News broke on Thursday that Mueller has impaneled a grand jury in Washington to hear evidence in the case against Trump regarding Russian interference in the 2016 election and Trump’s attempts after taking office to defang investigations into his connections to Russia.
After a brief moment of jubilation when the House of Representatives passed a bill designed to “repeal and replace Obamacare” — only to watch it die an ignominious death in the Senate — the relationship between Trump and Republicans has cooled. Where once they feared alienating the former reality TV game show host, they are now working in concert with Democrats to prevent him from sabotaging the Mueller probe.
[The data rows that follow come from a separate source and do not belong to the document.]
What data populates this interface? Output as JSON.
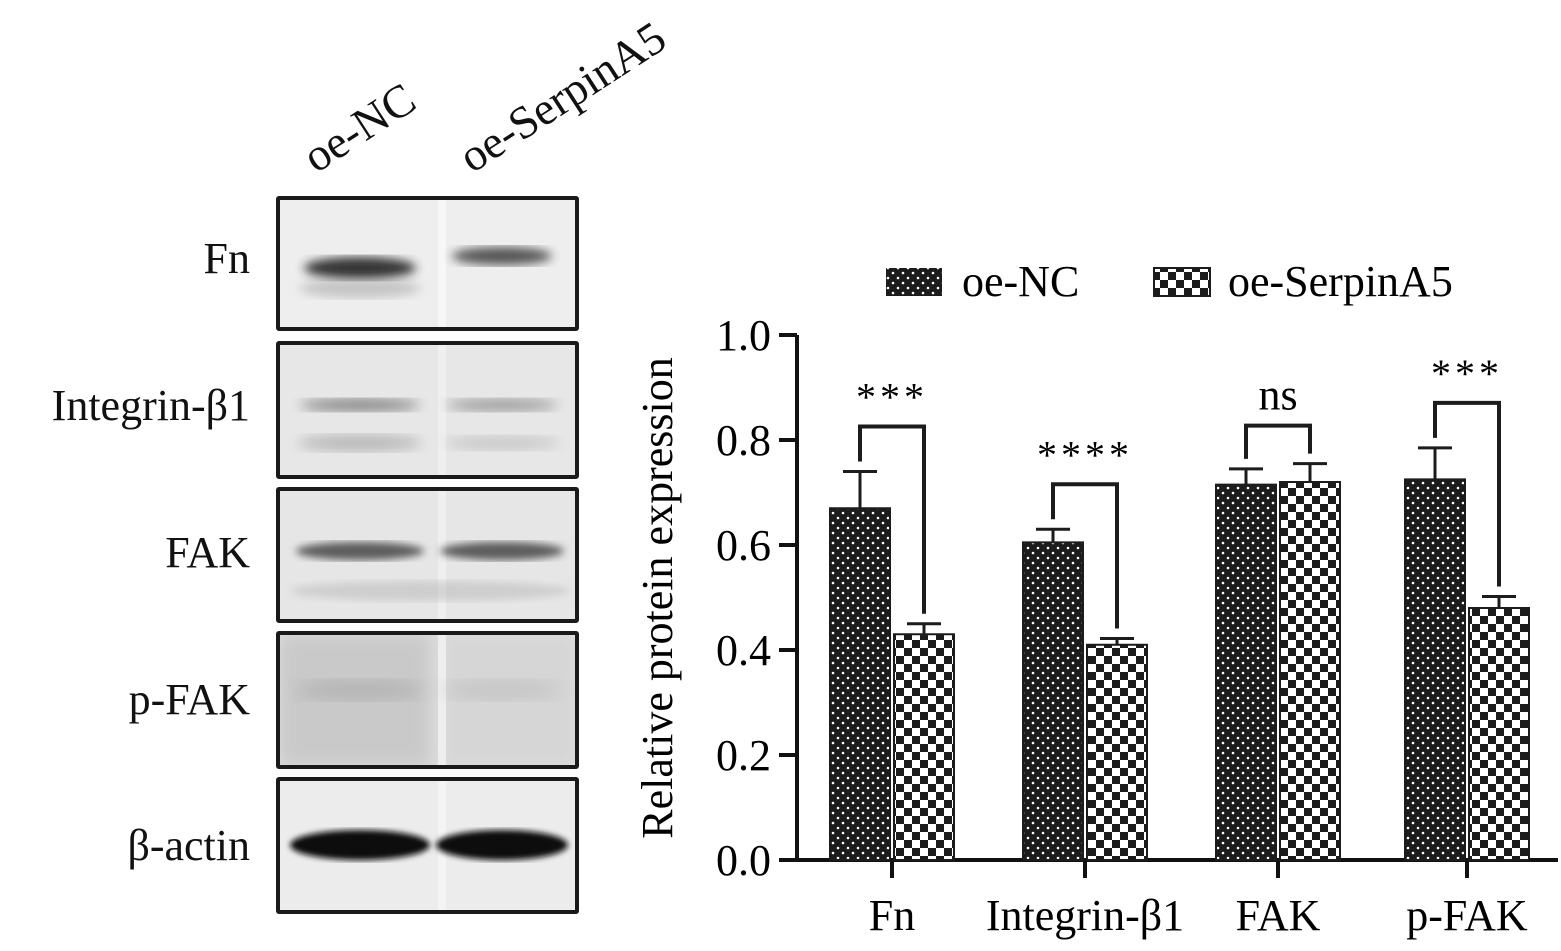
{
  "western_blot": {
    "lanes": [
      "oe-NC",
      "oe-SerpinA5"
    ],
    "rows": [
      {
        "label": "Fn"
      },
      {
        "label": "Integrin-β1"
      },
      {
        "label": "FAK"
      },
      {
        "label": "p-FAK"
      },
      {
        "label": "β-actin"
      }
    ]
  },
  "chart_data": {
    "type": "bar",
    "categories": [
      "Fn",
      "Integrin-β1",
      "FAK",
      "p-FAK"
    ],
    "series": [
      {
        "name": "oe-NC",
        "values": [
          0.67,
          0.605,
          0.715,
          0.725
        ],
        "errors": [
          0.07,
          0.025,
          0.03,
          0.06
        ],
        "fill": "dotted-dark"
      },
      {
        "name": "oe-SerpinA5",
        "values": [
          0.43,
          0.41,
          0.72,
          0.48
        ],
        "errors": [
          0.02,
          0.012,
          0.035,
          0.022
        ],
        "fill": "checkered"
      }
    ],
    "significance": [
      "***",
      "****",
      "ns",
      "***"
    ],
    "ylabel": "Relative protein expression",
    "xlabel": "",
    "ylim": [
      0,
      1.0
    ],
    "yticks": [
      "0.0",
      "0.2",
      "0.4",
      "0.6",
      "0.8",
      "1.0"
    ],
    "legend_position": "top",
    "grid": false,
    "colors": {
      "dark": "#1c1c1c",
      "light": "#ffffff",
      "axis": "#111111"
    }
  }
}
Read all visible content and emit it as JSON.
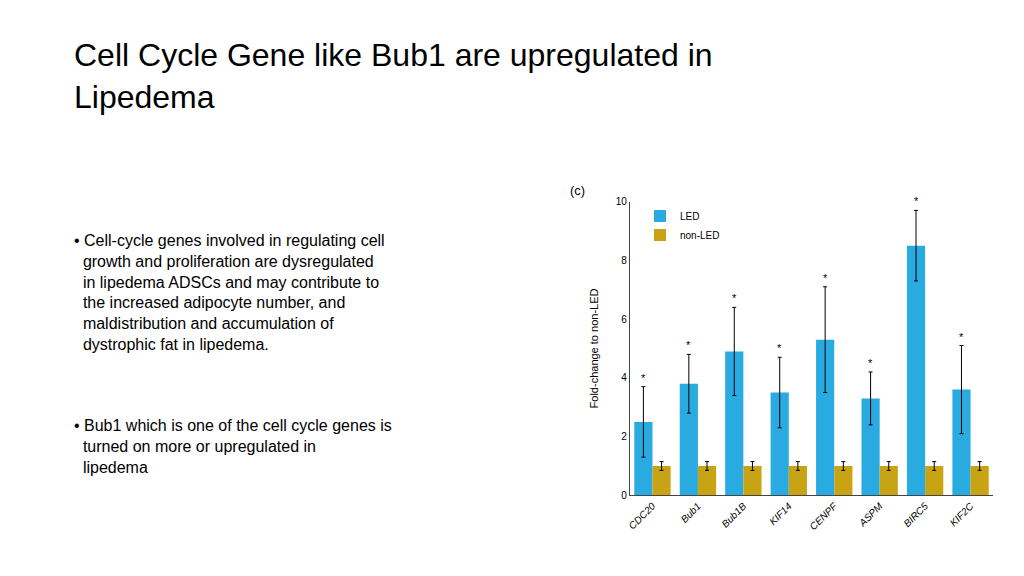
{
  "chart_data": {
    "type": "bar",
    "title": "Cell Cycle Gene like Bub1 are upregulated in\nLipedema",
    "ylabel": "Fold-change to non-LED",
    "categories": [
      "CDC20",
      "Bub1",
      "Bub1B",
      "KIF14",
      "CENPF",
      "ASPM",
      "BIRC5",
      "KIF2C"
    ],
    "series": [
      {
        "name": "LED",
        "color": "#29ABE2",
        "values": [
          2.5,
          3.8,
          4.9,
          3.5,
          5.3,
          3.3,
          8.5,
          3.6
        ],
        "errors": [
          1.2,
          1.0,
          1.5,
          1.2,
          1.8,
          0.9,
          1.2,
          1.5
        ]
      },
      {
        "name": "non-LED",
        "color": "#C8A415",
        "values": [
          1.0,
          1.0,
          1.0,
          1.0,
          1.0,
          1.0,
          1.0,
          1.0
        ],
        "errors": [
          0.15,
          0.15,
          0.15,
          0.15,
          0.15,
          0.15,
          0.15,
          0.15
        ]
      }
    ],
    "ylim": [
      0,
      10
    ],
    "yticks": [
      0,
      2,
      4,
      6,
      8,
      10
    ],
    "grid": false,
    "legend": "upper left",
    "annotations": [
      {
        "text": "(c)"
      },
      {
        "text": "• Cell-cycle genes involved in regulating cell\n  growth and proliferation are dysregulated\n  in lipedema ADSCs and may contribute to\n  the increased adipocyte number, and\n  maldistribution and accumulation of\n  dystrophic fat in lipedema."
      },
      {
        "text": "• Bub1 which is one of the cell cycle genes is\n  turned on more or upregulated in\n  lipedema"
      },
      {
        "text": "*",
        "x": "CDC20",
        "series": "LED"
      },
      {
        "text": "*",
        "x": "Bub1",
        "series": "LED"
      },
      {
        "text": "*",
        "x": "Bub1B",
        "series": "LED"
      },
      {
        "text": "*",
        "x": "KIF14",
        "series": "LED"
      },
      {
        "text": "*",
        "x": "CENPF",
        "series": "LED"
      },
      {
        "text": "*",
        "x": "ASPM",
        "series": "LED"
      },
      {
        "text": "*",
        "x": "BIRC5",
        "series": "LED"
      },
      {
        "text": "*",
        "x": "KIF2C",
        "series": "LED"
      }
    ]
  }
}
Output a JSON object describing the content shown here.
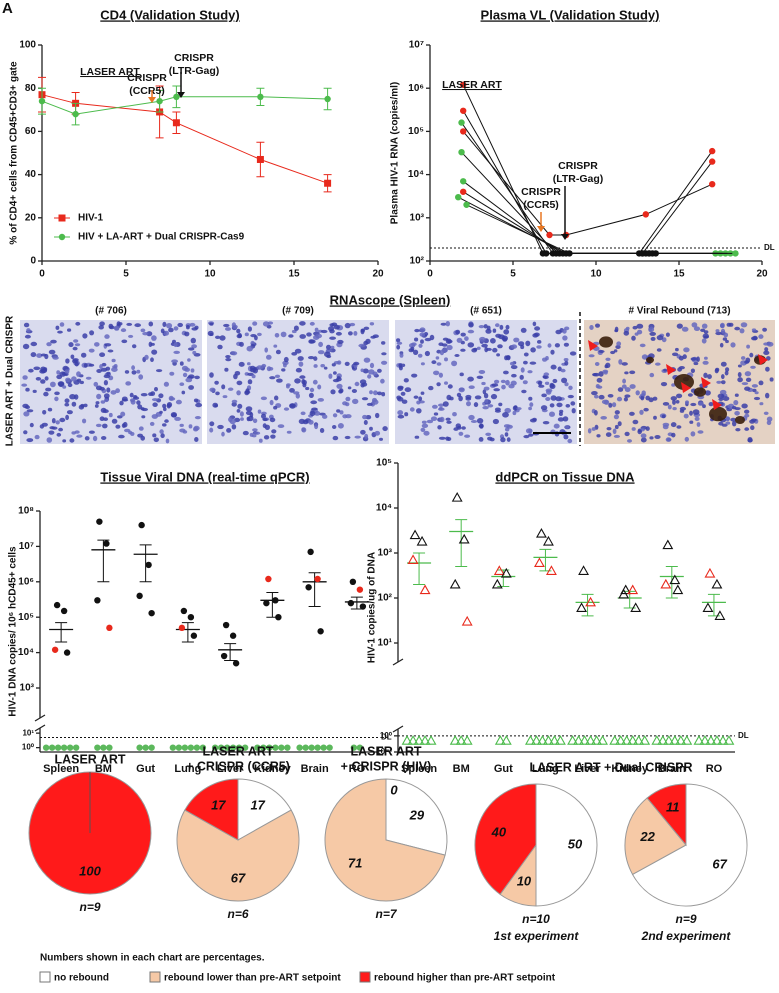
{
  "panel_label": "A",
  "chart_data": [
    {
      "type": "line",
      "title": "CD4 (Validation Study)",
      "ylabel": "% of CD4+ cells from CD45+CD3+ gate",
      "xlim": [
        0,
        20
      ],
      "xticks": [
        0,
        5,
        10,
        15,
        20
      ],
      "ylim": [
        0,
        100
      ],
      "yticks": [
        0,
        20,
        40,
        60,
        80,
        100
      ],
      "series": [
        {
          "name": "HIV-1",
          "color": "#e8291c",
          "marker": "square",
          "x": [
            0,
            2,
            7,
            8,
            13,
            17
          ],
          "values": [
            77,
            73,
            69,
            64,
            47,
            36
          ],
          "errors": [
            8,
            5,
            12,
            5,
            8,
            4
          ]
        },
        {
          "name": "HIV + LA-ART + Dual CRISPR-Cas9",
          "color": "#4cbb4c",
          "marker": "circle",
          "x": [
            0,
            2,
            7,
            8,
            13,
            17
          ],
          "values": [
            74,
            68,
            74,
            76,
            76,
            75
          ],
          "errors": [
            6,
            5,
            5,
            5,
            4,
            5
          ]
        }
      ],
      "annotations": [
        {
          "text": [
            "LASER ART"
          ],
          "color": "#2a2ad0"
        },
        {
          "text": [
            "CRISPR",
            "(CCR5)"
          ],
          "color": "#e87722"
        },
        {
          "text": [
            "CRISPR",
            "(LTR-Gag)"
          ],
          "color": "#111111"
        }
      ]
    },
    {
      "type": "line",
      "title": "Plasma VL (Validation Study)",
      "ylabel": "Plasma HIV-1 RNA (copies/ml)",
      "log": true,
      "xlim": [
        0,
        20
      ],
      "xticks": [
        0,
        5,
        10,
        15,
        20
      ],
      "ylim": [
        100,
        10000000
      ],
      "yticks": [
        {
          "value": 100,
          "label": "10²"
        },
        {
          "value": 1000,
          "label": "10³"
        },
        {
          "value": 10000,
          "label": "10⁴"
        },
        {
          "value": 100000,
          "label": "10⁵"
        },
        {
          "value": 1000000,
          "label": "10⁶"
        },
        {
          "value": 10000000,
          "label": "10⁷"
        }
      ],
      "dl": 200,
      "dl_label": "DL",
      "series": [
        {
          "color": "#111111",
          "marker": "circle",
          "x": [
            2,
            6.8,
            12.6,
            17
          ],
          "values": [
            1200000,
            150,
            150,
            35000
          ],
          "marker_colors": [
            "#e8291c",
            "#111111",
            "#111111",
            "#e8291c"
          ]
        },
        {
          "color": "#111111",
          "marker": "circle",
          "x": [
            2,
            7.0,
            12.8,
            17
          ],
          "values": [
            300000,
            150,
            150,
            20000
          ],
          "marker_colors": [
            "#e8291c",
            "#111111",
            "#111111",
            "#e8291c"
          ]
        },
        {
          "color": "#111111",
          "marker": "circle",
          "x": [
            2,
            7.2,
            8.2,
            13,
            17
          ],
          "values": [
            100000,
            400,
            400,
            1200,
            6000
          ],
          "marker_colors": [
            "#e8291c",
            "#e8291c",
            "#e8291c",
            "#e8291c",
            "#e8291c"
          ]
        },
        {
          "color": "#111111",
          "marker": "circle",
          "x": [
            1.9,
            7.4,
            13.2,
            17.2
          ],
          "values": [
            160000,
            150,
            150,
            150
          ],
          "marker_colors": [
            "#4cbb4c",
            "#111111",
            "#111111",
            "#4cbb4c"
          ]
        },
        {
          "color": "#111111",
          "marker": "circle",
          "x": [
            1.9,
            7.6,
            13.4,
            17.5
          ],
          "values": [
            33000,
            150,
            150,
            150
          ],
          "marker_colors": [
            "#4cbb4c",
            "#111111",
            "#111111",
            "#4cbb4c"
          ]
        },
        {
          "color": "#111111",
          "marker": "circle",
          "x": [
            2,
            7.8,
            13.6,
            17.8
          ],
          "values": [
            7000,
            150,
            150,
            150
          ],
          "marker_colors": [
            "#4cbb4c",
            "#111111",
            "#111111",
            "#4cbb4c"
          ]
        },
        {
          "color": "#111111",
          "marker": "circle",
          "x": [
            2,
            8.0,
            13.0
          ],
          "values": [
            4000,
            150,
            150
          ],
          "marker_colors": [
            "#e8291c",
            "#111111",
            "#111111"
          ]
        },
        {
          "color": "#111111",
          "marker": "circle",
          "x": [
            1.7,
            8.2,
            12.8,
            18.1
          ],
          "values": [
            3000,
            150,
            150,
            150
          ],
          "marker_colors": [
            "#4cbb4c",
            "#111111",
            "#111111",
            "#4cbb4c"
          ]
        },
        {
          "color": "#111111",
          "marker": "circle",
          "x": [
            2.2,
            8.4,
            13.2,
            18.4
          ],
          "values": [
            2000,
            150,
            150,
            150
          ],
          "marker_colors": [
            "#4cbb4c",
            "#111111",
            "#111111",
            "#4cbb4c"
          ]
        }
      ],
      "annotations": [
        {
          "text": [
            "LASER ART"
          ],
          "color": "#2a2ad0"
        },
        {
          "text": [
            "CRISPR",
            "(CCR5)"
          ],
          "color": "#e87722"
        },
        {
          "text": [
            "CRISPR",
            "(LTR-Gag)"
          ],
          "color": "#111111"
        }
      ]
    },
    {
      "type": "dot",
      "title": "Tissue Viral DNA (real-time qPCR)",
      "ylabel": "HIV-1 DNA copies/ 10⁶ hCD45+ cells",
      "log": true,
      "marker": "circle",
      "categories": [
        "Spleen",
        "BM",
        "Gut",
        "Lung",
        "Liver",
        "Kidney",
        "Brain",
        "RO"
      ],
      "ylim": [
        1000,
        100000000
      ],
      "yticks": [
        {
          "value": 1000,
          "label": "10³"
        },
        {
          "value": 10000,
          "label": "10⁴"
        },
        {
          "value": 100000,
          "label": "10⁵"
        },
        {
          "value": 1000000,
          "label": "10⁶"
        },
        {
          "value": 10000000,
          "label": "10⁷"
        },
        {
          "value": 100000000,
          "label": "10⁸"
        }
      ],
      "lower_ylim": [
        0.5,
        12
      ],
      "lower_yticks": [
        {
          "value": 1,
          "label": "10⁰"
        },
        {
          "value": 10,
          "label": "10¹"
        }
      ],
      "dl": 5,
      "dl_label": "DL",
      "undetected_color": "#5cb85c",
      "mean_color": "#111111",
      "groups": [
        {
          "values": [
            220000,
            150000,
            12000,
            10000
          ],
          "colors": [
            "#111111",
            "#111111",
            "#e8291c",
            "#111111"
          ],
          "undetected": [
            1,
            1,
            1,
            1,
            1,
            1
          ],
          "mean": 45000,
          "sem": 25000
        },
        {
          "values": [
            50000000,
            12000000,
            300000,
            50000
          ],
          "colors": [
            "#111111",
            "#111111",
            "#111111",
            "#e8291c"
          ],
          "undetected": [
            1,
            1,
            1
          ],
          "mean": 8000000,
          "sem": 7000000
        },
        {
          "values": [
            40000000,
            3000000,
            400000,
            130000
          ],
          "colors": [
            "#111111",
            "#111111",
            "#111111",
            "#111111"
          ],
          "undetected": [
            1,
            1,
            1
          ],
          "mean": 6000000,
          "sem": 5000000
        },
        {
          "values": [
            150000,
            100000,
            50000,
            30000
          ],
          "colors": [
            "#111111",
            "#111111",
            "#e8291c",
            "#111111"
          ],
          "undetected": [
            1,
            1,
            1,
            1,
            1,
            1
          ],
          "mean": 45000,
          "sem": 25000
        },
        {
          "values": [
            60000,
            30000,
            8000,
            5000
          ],
          "colors": [
            "#111111",
            "#111111",
            "#111111",
            "#111111"
          ],
          "undetected": [
            1,
            1,
            1,
            1,
            1,
            1
          ],
          "mean": 12000,
          "sem": 6000
        },
        {
          "values": [
            1200000,
            300000,
            250000,
            100000
          ],
          "colors": [
            "#e8291c",
            "#111111",
            "#111111",
            "#111111"
          ],
          "undetected": [
            1,
            1,
            1,
            1,
            1,
            1
          ],
          "mean": 300000,
          "sem": 200000
        },
        {
          "values": [
            7000000,
            1200000,
            700000,
            40000
          ],
          "colors": [
            "#111111",
            "#e8291c",
            "#111111",
            "#111111"
          ],
          "undetected": [
            1,
            1,
            1,
            1,
            1,
            1
          ],
          "mean": 1000000,
          "sem": 800000
        },
        {
          "values": [
            1000000,
            600000,
            250000,
            200000
          ],
          "colors": [
            "#111111",
            "#e8291c",
            "#111111",
            "#111111"
          ],
          "undetected": [
            1,
            1
          ],
          "mean": 270000,
          "sem": 100000
        }
      ]
    },
    {
      "type": "dot",
      "title": "ddPCR on Tissue DNA",
      "ylabel": "HIV-1 copies/ug of DNA",
      "log": true,
      "marker": "triangle",
      "categories": [
        "Spleen",
        "BM",
        "Gut",
        "Lung",
        "Liver",
        "Kidney",
        "Brain",
        "RO"
      ],
      "ylim": [
        10,
        100000
      ],
      "yticks": [
        {
          "value": 10,
          "label": "10¹"
        },
        {
          "value": 100,
          "label": "10²"
        },
        {
          "value": 1000,
          "label": "10³"
        },
        {
          "value": 10000,
          "label": "10⁴"
        },
        {
          "value": 100000,
          "label": "10⁵"
        }
      ],
      "lower_ylim": [
        0.1,
        1.5
      ],
      "lower_yticks": [
        {
          "value": 0.1,
          "label": "10⁻¹"
        },
        {
          "value": 1,
          "label": "10⁰"
        }
      ],
      "dl": 1,
      "dl_label": "DL",
      "undetected_color": "#4cbb4c",
      "mean_color": "#4cbb4c",
      "groups": [
        {
          "values": [
            2500,
            1800,
            700,
            150
          ],
          "colors": [
            "#111111",
            "#111111",
            "#e8291c",
            "#e8291c"
          ],
          "undetected": [
            0.5,
            0.5,
            0.5,
            0.5,
            0.5
          ],
          "mean": 600,
          "sem": 400
        },
        {
          "values": [
            17000,
            2000,
            200,
            30
          ],
          "colors": [
            "#111111",
            "#111111",
            "#111111",
            "#e8291c"
          ],
          "undetected": [
            0.5,
            0.5,
            0.5
          ],
          "mean": 3000,
          "sem": 2500
        },
        {
          "values": [
            400,
            350,
            200
          ],
          "colors": [
            "#e8291c",
            "#111111",
            "#111111"
          ],
          "undetected": [
            0.5,
            0.5
          ],
          "mean": 300,
          "sem": 120
        },
        {
          "values": [
            2700,
            1800,
            600,
            400
          ],
          "colors": [
            "#111111",
            "#111111",
            "#e8291c",
            "#e8291c"
          ],
          "undetected": [
            0.5,
            0.5,
            0.5,
            0.5,
            0.5,
            0.5
          ],
          "mean": 800,
          "sem": 400
        },
        {
          "values": [
            400,
            80,
            60
          ],
          "colors": [
            "#111111",
            "#e8291c",
            "#111111"
          ],
          "undetected": [
            0.5,
            0.5,
            0.5,
            0.5,
            0.5,
            0.5
          ],
          "mean": 80,
          "sem": 40
        },
        {
          "values": [
            150,
            150,
            120,
            60
          ],
          "colors": [
            "#111111",
            "#e8291c",
            "#111111",
            "#111111"
          ],
          "undetected": [
            0.5,
            0.5,
            0.5,
            0.5,
            0.5,
            0.5
          ],
          "mean": 100,
          "sem": 40
        },
        {
          "values": [
            1500,
            250,
            200,
            150
          ],
          "colors": [
            "#111111",
            "#111111",
            "#e8291c",
            "#111111"
          ],
          "undetected": [
            0.5,
            0.5,
            0.5,
            0.5,
            0.5,
            0.5
          ],
          "mean": 300,
          "sem": 200
        },
        {
          "values": [
            350,
            200,
            60,
            40
          ],
          "colors": [
            "#e8291c",
            "#111111",
            "#111111",
            "#111111"
          ],
          "undetected": [
            0.5,
            0.5,
            0.5,
            0.5,
            0.5,
            0.5
          ],
          "mean": 80,
          "sem": 40
        }
      ]
    },
    {
      "type": "pie",
      "title": [
        "LASER ART"
      ],
      "values": [
        0,
        0,
        100
      ],
      "n": "n=9"
    },
    {
      "type": "pie",
      "title": [
        "LASER ART",
        "+ CRISPR (CCR5)"
      ],
      "values": [
        17,
        67,
        17
      ],
      "n": "n=6"
    },
    {
      "type": "pie",
      "title": [
        "LASER ART",
        "+ CRISPR (HIV)"
      ],
      "values": [
        29,
        71,
        0
      ],
      "n": "n=7"
    },
    {
      "type": "pie",
      "values": [
        50,
        10,
        40
      ],
      "n": "n=10",
      "subtitle": "1st experiment"
    },
    {
      "type": "pie",
      "values": [
        67,
        22,
        11
      ],
      "n": "n=9",
      "subtitle": "2nd experiment"
    }
  ],
  "pie_group_title": "LASER ART + Dual CRISPR",
  "pie_legend": {
    "note": "Numbers shown in each chart are percentages.",
    "items": [
      {
        "label": "no rebound",
        "color": "#ffffff"
      },
      {
        "label": "rebound lower than pre-ART setpoint",
        "color": "#f6c9a6"
      },
      {
        "label": "rebound higher than pre-ART setpoint",
        "color": "#ff1a1a"
      }
    ]
  },
  "rnascope": {
    "title": "RNAscope (Spleen)",
    "row_label": "LASER ART + Dual CRISPR",
    "panels": [
      "(# 706)",
      "(# 709)",
      "(# 651)",
      "# Viral Rebound (713)"
    ]
  }
}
“The Mueller situation really gave rise to our thinking about how we can address this, address the current situation,” said Sen. Thom Tillis (R-NC) to the Washington Post regarding his decision to work with Sen. Chris Coons (D-CT) to introduce a bipartisan bill this week. The legislation is designed to place legal hurdles in the path of the Trump administration should it move to eliminate Mueller’s investigation or fire him as its director.
“Republicans used to be afraid of Trump. Now, they’re mostly ignoring him,” wrote Tracy. “The administration’s ham-handed attempts to coerce Senators Dean Heller and Lisa Murkowski to vote ‘yes’ on Obamacare repeal were met with sharp criticism from Republican lawmakers. And Trump’s threats in the aftermath of the failed health-care vote last week fell on deaf ears.”
She quoted Sen. Bob Corker (R-TN), who was blasé about the president’s threats to cut his healthcare and to stop Obamacare reimbursement payments to insurance companies.
“If that’s what he wants to do, he ought to just do it,” said Corker to Politico. “[As] probably he’s learned over the last couple of weeks, threats don’t really go over particularly well. My advice would be to either do it or don’t do it.”